The Organisation of the Petroleum Exporting Countries agreed to remove 900,000 barrels a day from output limits for 10 members to 24.5 million barrels daily effective November 1, ministers said.

"We don't want the market to collapse on our heads," said Nigerian Presidential Adviser on Energy Rilwanu Lukman. "Stocks are rising and prices were falling and Iraq is on its way back so wouldn't you be cautious?"

The decision could inflate energy bills for oil importing nations during the northern hemisphere winter.

Benchmark U.S. light crude futures by 1500 GMT jumped $1.13 to $28.28 a barrel.

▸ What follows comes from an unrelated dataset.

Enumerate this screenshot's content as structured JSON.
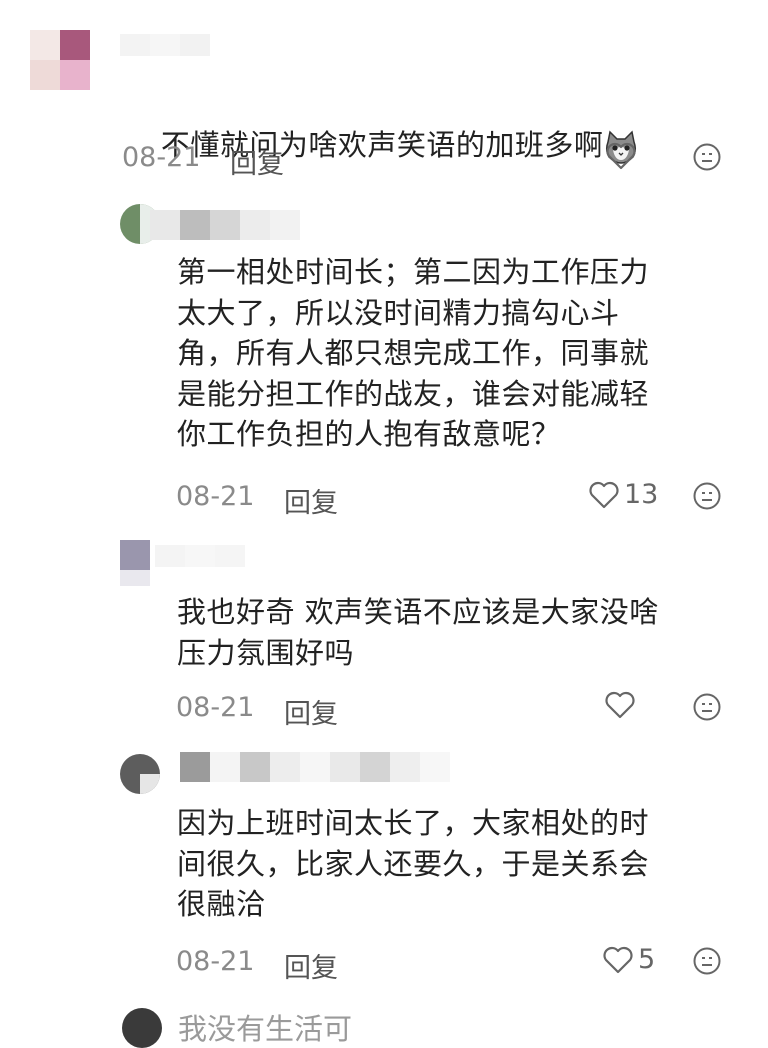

"If oil prices continue to move higher, then interest rates in the G7 may need to be higher than they would otherwise be which is not good for recovery prospects," said Paul Robson, international economist at Bank One Corp in London.

"I think it is very bullish for oil prices," said Gary Ross of New York consultancy PIRA Energy. "The hedge funds are short and they will be running for cover. It shows that OPEC cares more about revenue and price than anything else."

OPEC ministers had watched world oil prices ease this month to four-month lows, despite a sluggish recovery in post-war Iraqi output.

But several ministers walking into Wednesday's meeting had said they expected no change in output.

The recent price fall and projections that increasing volumes from rival non-OPEC suppliers like Russia were swamping demand growth saw a change of minds.

Ministers were worried about a counter-seasonal crude stockbuild during the fourth quarter and Iraq's continued recovery towards pre-war supplies.

"We believe that we have about 2.5 million barrels a day of oversupply in the first quarter of 2004 and it's better to start before to prevent a bad situation," said Iranian Oil Minister Bijan Zanganeh. Projections for 2004 from the International Energy Agency, adviser on energy to 26 industrialised nations, are for 1.4 million bpd of extra non-OPEC supply and only 1.1 million bpd of demand growth on the 79 million bpd world market.

Iraq, attending its first OPEC meeting since U.S. occupation, reassured fellow members that Washington's influence would not prevent it staying in the cartel.

"Iraq will remain in OPEC as a full member," Iraq's new Oil Minister Ibrahim Bahr al-Uloum told a news conference.

He said Baghdad's reintegration into OPEC's quota system would have to wait until Iraqi production, still to reach pre-war volumes, had been restored.

Ministers agreed to meet again on December 4 in Vienna to review policy for the first quarter.

They postponed a discussion on the election of a new secretary-general until that meeting.